Let the fair and lovely cohabit with the dark and handsome in our farmlands

August 30, 2015 05:00 pm | Updated March 29, 2016 06:07 pm IST

A farmer looking at the Kuthiraivaali (barnyard millet) grown in his farm in Watrap region of Virudhunagar district. Photo: G. Moorthy

A farmer looking at the Kuthiraivaali (barnyard millet) grown in his farm in Watrap region of Virudhunagar district. Photo: G. Moorthy

Nomenclature is a subtle art which can raise or lower status. It is practised to perfection in government and in PR firms. A joint secretary, despite the adjective, is lower in rank than a secretary in the government. While the whole of India has but one Vice President, a PR firm may have a dozen.

Such naming has come to agriculture as well. Why are dalia (broken wheat) and millets (ragi, jowar, barley, bajra, varagu, sorghum) called ‘coarse grains’ while wheat and rice are ‘fine grains’? Should particle size matter so much? Is this like a colour prejudice? Are fine grains ‘fair and lovely’ and millets, the darker cousins, the runners up and not eaten by city folk? This preference is foolish. Gram for gram, coarse grains offer more nutrition than wheat or rice.

This point was brought out in greater perspective in two recent professional contexts. One was in a seminar organised in honour of Dr. M. S. Swaminathan who turned 90 years young on August 7, on the theme “Science, technology and public policy for achieving the zero hunger challenge”; in other words, how to aim for a hunger-free world. What an audacious goal! The other is a report by Dr Ruth DeFries of Columbia University and colleagues, in the July 17 issue of Science, titled: “Metrics for land-scarce agriculture”- subtitled “nutrient content must be integrated into planning.”

Swaminathan has been the architect of the “Green Revolution,” which let India raise its food-grain production fivefold in sixty years, feeding a population that has risen fourfold. (DeFries and others point out likewise that intensification of food-grain production has increased the world’s cereal supply by almost 3.2- fold, outpacing the 2.3-fold increase in population growth). Over the years, he has emphasised the need for an “Evergreen Revolution” and also the need to address what he terms as “hidden hunger.”

Hunger, we understand, but what is hidden hunger? Even if we produce and consume more rice and wheat, have we nourished our bodies (and brains) with all the requirements for growth and health? Hidden hunger refers to the deficit in essential nutrients that are needed, besides the calories that the starch in food offers. These are minute amounts of some specific vitamins, iron, zinc, iodine, calcium and others, which are termed as ‘micronutrients’. It is here that coarse grains win over wheat and rice. (Gandhiji seems to have known this, since he wanted us to eat not polished, but hand-pounded rice, which keeps the carp, with its set of micronutrients). Fine grains have far less amounts of iron and zinc than maize, oats or millets. The iron content of millet is four times that of rice, the zinc in oats is fourfold that in wheat; and maize (or corn) has the highest nutritional yield among the grains. The rural poor live largely on millets but sadly, not enough of them.

So, in the next stage of agricultural revolution, how do we plan such that the entire world is fed whole food and not just calorie-rich grains? Green Revolution has been criticised (post facto) because of its environmental consequences: excess fertilizers damaging water quality, toxicity of pesticides used, decrease in biodiversity and so forth.

Attempts are already on to make it more acceptable. Cultivation of nutrient-rich coarse grains is expected to be environmentally less demanding (less water and fertilizers) and more eco-friendly.

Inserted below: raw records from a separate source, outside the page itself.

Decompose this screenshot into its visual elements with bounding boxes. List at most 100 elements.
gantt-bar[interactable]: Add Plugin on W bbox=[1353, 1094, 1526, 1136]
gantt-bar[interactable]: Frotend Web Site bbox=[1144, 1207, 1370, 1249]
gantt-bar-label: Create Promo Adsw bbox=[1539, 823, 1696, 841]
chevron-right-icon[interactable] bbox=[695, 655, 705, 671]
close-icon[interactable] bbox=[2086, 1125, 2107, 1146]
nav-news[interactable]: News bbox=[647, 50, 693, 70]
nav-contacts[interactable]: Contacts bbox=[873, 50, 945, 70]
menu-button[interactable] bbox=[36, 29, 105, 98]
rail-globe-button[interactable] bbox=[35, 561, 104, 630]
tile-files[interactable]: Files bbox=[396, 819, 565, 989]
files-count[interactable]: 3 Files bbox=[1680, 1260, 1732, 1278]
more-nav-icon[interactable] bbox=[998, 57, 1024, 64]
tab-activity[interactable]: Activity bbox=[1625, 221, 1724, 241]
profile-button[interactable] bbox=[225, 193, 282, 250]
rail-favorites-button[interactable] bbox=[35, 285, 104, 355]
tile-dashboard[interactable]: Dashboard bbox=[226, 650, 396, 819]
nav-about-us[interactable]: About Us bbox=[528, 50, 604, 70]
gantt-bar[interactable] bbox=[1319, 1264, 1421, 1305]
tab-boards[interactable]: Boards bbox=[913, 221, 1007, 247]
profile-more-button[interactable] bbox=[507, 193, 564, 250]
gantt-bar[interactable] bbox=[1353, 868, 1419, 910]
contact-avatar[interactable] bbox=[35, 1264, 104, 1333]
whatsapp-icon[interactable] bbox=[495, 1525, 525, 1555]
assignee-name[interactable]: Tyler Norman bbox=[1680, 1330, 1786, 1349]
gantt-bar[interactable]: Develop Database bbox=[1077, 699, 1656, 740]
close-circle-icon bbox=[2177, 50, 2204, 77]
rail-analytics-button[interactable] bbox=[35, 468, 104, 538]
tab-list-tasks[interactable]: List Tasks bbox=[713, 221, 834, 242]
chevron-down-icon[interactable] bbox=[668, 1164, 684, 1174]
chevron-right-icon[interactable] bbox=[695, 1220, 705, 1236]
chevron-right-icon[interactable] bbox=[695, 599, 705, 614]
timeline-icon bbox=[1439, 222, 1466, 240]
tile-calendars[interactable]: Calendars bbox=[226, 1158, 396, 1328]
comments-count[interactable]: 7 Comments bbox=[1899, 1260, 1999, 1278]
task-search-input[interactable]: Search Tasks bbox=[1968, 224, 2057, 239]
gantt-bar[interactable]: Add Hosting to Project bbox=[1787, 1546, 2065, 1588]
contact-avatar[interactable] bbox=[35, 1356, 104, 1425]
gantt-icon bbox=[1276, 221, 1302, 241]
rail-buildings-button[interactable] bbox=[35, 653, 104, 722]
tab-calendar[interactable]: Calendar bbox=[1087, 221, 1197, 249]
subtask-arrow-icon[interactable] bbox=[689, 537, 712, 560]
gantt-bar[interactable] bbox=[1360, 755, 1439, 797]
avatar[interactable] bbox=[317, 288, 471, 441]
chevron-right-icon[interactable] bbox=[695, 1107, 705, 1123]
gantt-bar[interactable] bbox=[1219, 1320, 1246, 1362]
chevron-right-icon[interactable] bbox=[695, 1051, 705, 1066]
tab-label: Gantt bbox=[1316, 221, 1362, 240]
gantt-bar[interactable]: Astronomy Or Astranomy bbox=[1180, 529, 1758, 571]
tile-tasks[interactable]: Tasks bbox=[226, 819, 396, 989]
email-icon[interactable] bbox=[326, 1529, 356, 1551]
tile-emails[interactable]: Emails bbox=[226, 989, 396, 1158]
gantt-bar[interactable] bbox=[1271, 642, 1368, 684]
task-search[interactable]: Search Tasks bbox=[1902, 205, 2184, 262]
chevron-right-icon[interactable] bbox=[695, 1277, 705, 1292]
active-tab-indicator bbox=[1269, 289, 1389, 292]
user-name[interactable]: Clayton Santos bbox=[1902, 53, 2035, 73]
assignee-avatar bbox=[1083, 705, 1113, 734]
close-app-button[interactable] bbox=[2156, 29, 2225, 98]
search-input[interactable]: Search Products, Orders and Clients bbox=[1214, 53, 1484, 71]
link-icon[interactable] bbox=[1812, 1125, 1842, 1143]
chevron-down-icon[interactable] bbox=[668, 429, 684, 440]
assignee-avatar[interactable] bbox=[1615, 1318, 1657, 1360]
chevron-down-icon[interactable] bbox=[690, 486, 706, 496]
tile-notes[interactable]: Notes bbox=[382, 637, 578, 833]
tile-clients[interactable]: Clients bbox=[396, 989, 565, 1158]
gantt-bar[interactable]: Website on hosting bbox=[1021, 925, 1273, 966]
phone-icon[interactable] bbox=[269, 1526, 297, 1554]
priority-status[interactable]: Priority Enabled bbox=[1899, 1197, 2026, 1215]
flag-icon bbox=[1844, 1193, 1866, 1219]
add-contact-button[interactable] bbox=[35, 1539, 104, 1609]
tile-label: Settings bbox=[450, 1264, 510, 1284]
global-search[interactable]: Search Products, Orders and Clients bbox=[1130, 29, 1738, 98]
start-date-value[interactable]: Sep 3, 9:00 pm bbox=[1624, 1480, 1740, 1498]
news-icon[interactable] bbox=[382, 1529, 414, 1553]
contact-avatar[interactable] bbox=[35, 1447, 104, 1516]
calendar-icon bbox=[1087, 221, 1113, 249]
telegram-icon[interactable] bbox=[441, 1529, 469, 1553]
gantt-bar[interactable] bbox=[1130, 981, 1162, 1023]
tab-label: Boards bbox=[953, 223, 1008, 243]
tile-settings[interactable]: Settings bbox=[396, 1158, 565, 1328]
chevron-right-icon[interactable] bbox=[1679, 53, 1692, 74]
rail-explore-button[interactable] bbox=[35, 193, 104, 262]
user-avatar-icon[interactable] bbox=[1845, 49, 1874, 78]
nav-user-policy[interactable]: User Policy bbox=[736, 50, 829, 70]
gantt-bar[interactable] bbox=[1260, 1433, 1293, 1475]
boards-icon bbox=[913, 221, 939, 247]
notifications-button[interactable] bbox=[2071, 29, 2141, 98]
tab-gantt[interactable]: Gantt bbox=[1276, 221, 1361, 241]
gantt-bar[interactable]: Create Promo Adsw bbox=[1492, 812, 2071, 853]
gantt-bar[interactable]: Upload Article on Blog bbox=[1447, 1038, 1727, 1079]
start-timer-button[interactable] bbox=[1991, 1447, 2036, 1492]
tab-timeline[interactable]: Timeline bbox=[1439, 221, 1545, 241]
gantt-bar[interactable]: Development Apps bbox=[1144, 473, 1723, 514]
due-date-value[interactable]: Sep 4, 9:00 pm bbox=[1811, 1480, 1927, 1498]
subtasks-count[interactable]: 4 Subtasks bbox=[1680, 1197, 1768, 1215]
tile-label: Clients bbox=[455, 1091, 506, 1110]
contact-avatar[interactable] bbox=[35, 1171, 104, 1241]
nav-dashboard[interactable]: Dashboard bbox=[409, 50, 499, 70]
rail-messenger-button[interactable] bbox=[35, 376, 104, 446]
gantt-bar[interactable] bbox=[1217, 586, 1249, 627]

What we need is thus a change in the mindset, and a newer strategy of mixed agriculture. Rather than measure agricultural production by tonnes per hectare of land (as done now), DeFries et al. propose a new metric termed ‘nutritional yield’, which refers to the number of adults who would be able to obtain 100 per cent of their recommended daily dietary need for one year from a food item produced per year from one hectare.

This new metric can be used to formulate policies for a mix of crops that balance yields with nutritional needs. This would address the problem of hidden hunger and produce healthier, better nourished people of tomorrow.

Put another way, let ‘Fair and Lovely’ cohabit with ‘Dark and Handsome’, so that the disturbing number of 165 millions of malnourished children across the world (23 million in India alone) can be drastically cut within the next decade.